The RVing Rotarians hold rallies where they socialize at dinners, breakfast and social hours. As good Rotarians they have not allowed the strictly social aspects of the fellowship to detract for their belief of “service above self”. If there are any excess funds garnered from the registration at rallies they are contributed to local highway safety programs. These range from Emergency Medical Technicians, Hospital Emergency Wards to local Fire Departments. In a conscious effort to augment these funds, the Eastern zone added a raffle. The raffles are for items contributed by fellowship members. The items are many times of questionable value and the winning items may well be up for the raffle at the next rally but the money raised is not. The annual contribution for highway safety has risen from several hundred dollars to several thousand. And the raffle has become an additional fun event and has extended to other zones.

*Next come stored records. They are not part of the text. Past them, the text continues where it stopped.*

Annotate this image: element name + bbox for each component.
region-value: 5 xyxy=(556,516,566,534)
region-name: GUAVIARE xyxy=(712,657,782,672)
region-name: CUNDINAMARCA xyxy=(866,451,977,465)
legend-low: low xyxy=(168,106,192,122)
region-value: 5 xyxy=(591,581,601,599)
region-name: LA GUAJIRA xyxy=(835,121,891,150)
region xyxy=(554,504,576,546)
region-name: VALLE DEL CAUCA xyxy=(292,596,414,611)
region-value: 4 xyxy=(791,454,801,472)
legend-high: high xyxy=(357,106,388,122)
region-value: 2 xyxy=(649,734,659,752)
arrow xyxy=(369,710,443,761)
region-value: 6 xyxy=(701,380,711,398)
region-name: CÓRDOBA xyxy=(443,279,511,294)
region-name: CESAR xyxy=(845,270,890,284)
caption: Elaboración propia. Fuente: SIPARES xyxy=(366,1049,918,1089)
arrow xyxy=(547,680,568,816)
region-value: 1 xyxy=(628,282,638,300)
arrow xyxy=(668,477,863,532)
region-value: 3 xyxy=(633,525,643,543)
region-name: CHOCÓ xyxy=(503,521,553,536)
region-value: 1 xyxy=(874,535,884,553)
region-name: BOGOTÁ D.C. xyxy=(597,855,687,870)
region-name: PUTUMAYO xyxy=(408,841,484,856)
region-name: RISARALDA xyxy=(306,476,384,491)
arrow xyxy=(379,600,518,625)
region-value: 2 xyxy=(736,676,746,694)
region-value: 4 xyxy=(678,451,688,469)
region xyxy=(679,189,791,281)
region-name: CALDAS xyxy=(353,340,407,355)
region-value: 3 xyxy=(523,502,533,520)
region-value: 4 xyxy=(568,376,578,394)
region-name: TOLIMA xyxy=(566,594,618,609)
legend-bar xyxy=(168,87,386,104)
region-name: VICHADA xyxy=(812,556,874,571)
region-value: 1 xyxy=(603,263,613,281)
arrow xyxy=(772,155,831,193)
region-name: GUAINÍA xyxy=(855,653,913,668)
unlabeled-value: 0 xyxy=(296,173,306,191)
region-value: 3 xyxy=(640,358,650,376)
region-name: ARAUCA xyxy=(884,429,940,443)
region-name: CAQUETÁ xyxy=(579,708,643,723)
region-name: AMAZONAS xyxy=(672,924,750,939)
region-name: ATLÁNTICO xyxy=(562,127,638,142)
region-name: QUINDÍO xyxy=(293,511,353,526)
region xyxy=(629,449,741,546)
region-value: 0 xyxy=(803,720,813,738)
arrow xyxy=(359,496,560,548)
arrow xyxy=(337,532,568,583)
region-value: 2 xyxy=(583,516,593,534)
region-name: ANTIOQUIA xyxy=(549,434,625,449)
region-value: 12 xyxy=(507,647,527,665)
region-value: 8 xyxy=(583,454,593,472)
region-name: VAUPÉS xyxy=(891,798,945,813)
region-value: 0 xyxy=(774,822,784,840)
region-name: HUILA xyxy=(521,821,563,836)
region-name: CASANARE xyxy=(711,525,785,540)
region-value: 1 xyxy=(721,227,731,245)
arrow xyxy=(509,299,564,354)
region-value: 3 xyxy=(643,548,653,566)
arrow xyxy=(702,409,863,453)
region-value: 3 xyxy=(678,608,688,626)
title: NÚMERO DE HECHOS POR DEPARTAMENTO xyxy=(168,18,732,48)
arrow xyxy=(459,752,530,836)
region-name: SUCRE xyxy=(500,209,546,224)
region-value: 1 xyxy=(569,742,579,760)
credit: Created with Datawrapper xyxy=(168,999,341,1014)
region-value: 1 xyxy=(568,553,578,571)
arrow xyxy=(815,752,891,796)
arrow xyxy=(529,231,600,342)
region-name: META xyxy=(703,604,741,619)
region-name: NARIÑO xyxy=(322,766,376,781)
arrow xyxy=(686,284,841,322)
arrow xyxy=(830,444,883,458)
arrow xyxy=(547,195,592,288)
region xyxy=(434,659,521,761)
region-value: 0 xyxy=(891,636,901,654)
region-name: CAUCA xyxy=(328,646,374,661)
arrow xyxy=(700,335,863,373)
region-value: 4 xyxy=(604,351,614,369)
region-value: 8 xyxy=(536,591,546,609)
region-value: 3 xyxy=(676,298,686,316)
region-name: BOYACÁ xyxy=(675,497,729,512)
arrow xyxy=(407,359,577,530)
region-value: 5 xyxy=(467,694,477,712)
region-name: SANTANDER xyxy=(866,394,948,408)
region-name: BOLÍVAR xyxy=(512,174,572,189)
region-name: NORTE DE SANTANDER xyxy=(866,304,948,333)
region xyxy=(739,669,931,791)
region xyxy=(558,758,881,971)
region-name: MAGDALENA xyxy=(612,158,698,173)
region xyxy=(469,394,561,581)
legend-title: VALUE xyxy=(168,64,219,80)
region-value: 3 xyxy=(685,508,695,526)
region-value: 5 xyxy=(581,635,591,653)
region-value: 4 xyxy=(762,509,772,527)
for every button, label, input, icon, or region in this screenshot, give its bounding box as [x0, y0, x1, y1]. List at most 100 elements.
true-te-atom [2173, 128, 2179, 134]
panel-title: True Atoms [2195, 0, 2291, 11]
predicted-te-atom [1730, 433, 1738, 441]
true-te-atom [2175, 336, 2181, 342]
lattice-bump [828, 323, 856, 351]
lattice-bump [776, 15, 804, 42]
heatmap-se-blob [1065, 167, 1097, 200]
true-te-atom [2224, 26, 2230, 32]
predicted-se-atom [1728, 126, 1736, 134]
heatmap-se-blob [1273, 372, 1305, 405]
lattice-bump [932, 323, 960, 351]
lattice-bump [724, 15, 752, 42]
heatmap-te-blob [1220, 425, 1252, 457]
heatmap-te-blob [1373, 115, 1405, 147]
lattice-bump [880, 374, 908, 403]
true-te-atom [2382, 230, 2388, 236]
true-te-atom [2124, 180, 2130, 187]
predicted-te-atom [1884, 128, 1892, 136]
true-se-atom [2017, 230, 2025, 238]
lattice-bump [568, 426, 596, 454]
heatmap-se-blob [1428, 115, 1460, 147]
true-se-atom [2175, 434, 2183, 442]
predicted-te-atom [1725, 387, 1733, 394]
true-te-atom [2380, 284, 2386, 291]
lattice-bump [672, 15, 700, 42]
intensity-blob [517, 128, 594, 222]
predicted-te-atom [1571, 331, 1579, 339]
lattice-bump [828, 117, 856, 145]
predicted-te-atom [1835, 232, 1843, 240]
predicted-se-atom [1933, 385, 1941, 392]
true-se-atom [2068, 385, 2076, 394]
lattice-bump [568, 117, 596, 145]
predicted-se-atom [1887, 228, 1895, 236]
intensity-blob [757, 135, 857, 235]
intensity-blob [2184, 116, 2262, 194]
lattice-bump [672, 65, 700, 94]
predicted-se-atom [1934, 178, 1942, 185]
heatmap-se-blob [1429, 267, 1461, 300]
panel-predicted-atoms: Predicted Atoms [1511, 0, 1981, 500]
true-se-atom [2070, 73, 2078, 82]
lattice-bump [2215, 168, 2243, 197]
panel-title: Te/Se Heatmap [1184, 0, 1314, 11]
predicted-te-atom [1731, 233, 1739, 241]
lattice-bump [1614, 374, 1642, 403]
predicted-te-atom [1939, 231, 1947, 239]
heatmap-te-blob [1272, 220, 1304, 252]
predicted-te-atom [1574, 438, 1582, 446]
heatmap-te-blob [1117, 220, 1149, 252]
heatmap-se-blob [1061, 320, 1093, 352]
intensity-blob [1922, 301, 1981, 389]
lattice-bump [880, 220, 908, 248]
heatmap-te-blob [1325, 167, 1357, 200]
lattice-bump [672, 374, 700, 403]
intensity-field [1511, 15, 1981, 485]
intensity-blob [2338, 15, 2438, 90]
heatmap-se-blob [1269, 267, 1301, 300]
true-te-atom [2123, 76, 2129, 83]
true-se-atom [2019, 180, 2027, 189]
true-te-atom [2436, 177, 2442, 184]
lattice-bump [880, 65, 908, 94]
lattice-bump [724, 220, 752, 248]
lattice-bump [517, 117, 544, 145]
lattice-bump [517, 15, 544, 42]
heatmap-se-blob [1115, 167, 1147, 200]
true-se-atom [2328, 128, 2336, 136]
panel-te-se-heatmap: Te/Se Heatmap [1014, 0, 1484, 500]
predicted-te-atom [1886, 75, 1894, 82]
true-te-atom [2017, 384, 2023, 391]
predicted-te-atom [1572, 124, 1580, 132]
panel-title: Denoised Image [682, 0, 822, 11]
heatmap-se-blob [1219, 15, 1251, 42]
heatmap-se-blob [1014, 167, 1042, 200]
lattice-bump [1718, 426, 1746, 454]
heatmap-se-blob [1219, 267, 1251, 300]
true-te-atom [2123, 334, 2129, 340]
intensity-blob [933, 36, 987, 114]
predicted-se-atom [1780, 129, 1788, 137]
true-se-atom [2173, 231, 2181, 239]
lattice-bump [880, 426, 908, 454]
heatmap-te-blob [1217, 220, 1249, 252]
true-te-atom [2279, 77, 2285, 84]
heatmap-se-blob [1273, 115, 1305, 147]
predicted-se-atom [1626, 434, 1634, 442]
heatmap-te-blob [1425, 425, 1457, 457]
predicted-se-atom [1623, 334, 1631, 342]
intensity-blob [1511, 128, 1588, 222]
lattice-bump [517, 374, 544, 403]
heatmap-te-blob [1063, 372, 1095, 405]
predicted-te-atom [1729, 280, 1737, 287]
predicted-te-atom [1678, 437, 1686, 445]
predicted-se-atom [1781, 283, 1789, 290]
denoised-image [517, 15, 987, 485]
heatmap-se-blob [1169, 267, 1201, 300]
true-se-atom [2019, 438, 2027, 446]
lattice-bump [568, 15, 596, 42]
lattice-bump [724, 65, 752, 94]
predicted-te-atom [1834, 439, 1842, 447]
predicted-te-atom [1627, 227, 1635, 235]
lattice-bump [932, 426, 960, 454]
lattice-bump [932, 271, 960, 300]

The catalyst for the rallies in Rotary is the “Wagon Master”. The Wagon master has specific functions and responsibilities. With 30 to 40 recreational vehicles possible at the rallies these defined duties, which include pricing the stay at an RV Resort, meals, tours, recreation, social times and schedule a visit to a local Rotary Club can provide a challenge.

The North American RV Fellowship has many regional rallies scheduled in each of their four designated areas each year. At these events the rallying Rotarians collect around a campfire to exchange tales. And they also gather for an attitude adjustment early evening social hour to discuss the past days events and hear from the Wagon Master about the next days schedule or where the next rally will be held.
A bit of international RV nomenclature where this Rotary Fellowship is active may be in order. In Europe if you travel in a motorized home or trail a livable trailer you are a caravaner and the trailer is a caravan. The place you stop for the evening, days or week is referred to as a caravan or camping park. In Australia and New Zeeland the caravaner designation is also the term used for motor home and trailer travelers. The Rotary RV Fellowship in Europe refers to their group as the International Caravanning Fellowship of Rotarians (ICFR).

The same activity on the North American continent we know makes you an RVer (meaning a driver of a recreational vehicle). The place you stop is referred to as a RV Campground. The Rotary Fellowship in North America is named the Rotary RV Fellowship and interestingly, because of the European influence, the quarterly publication of the North American RV Fellowship (RVF) is the Caravanner.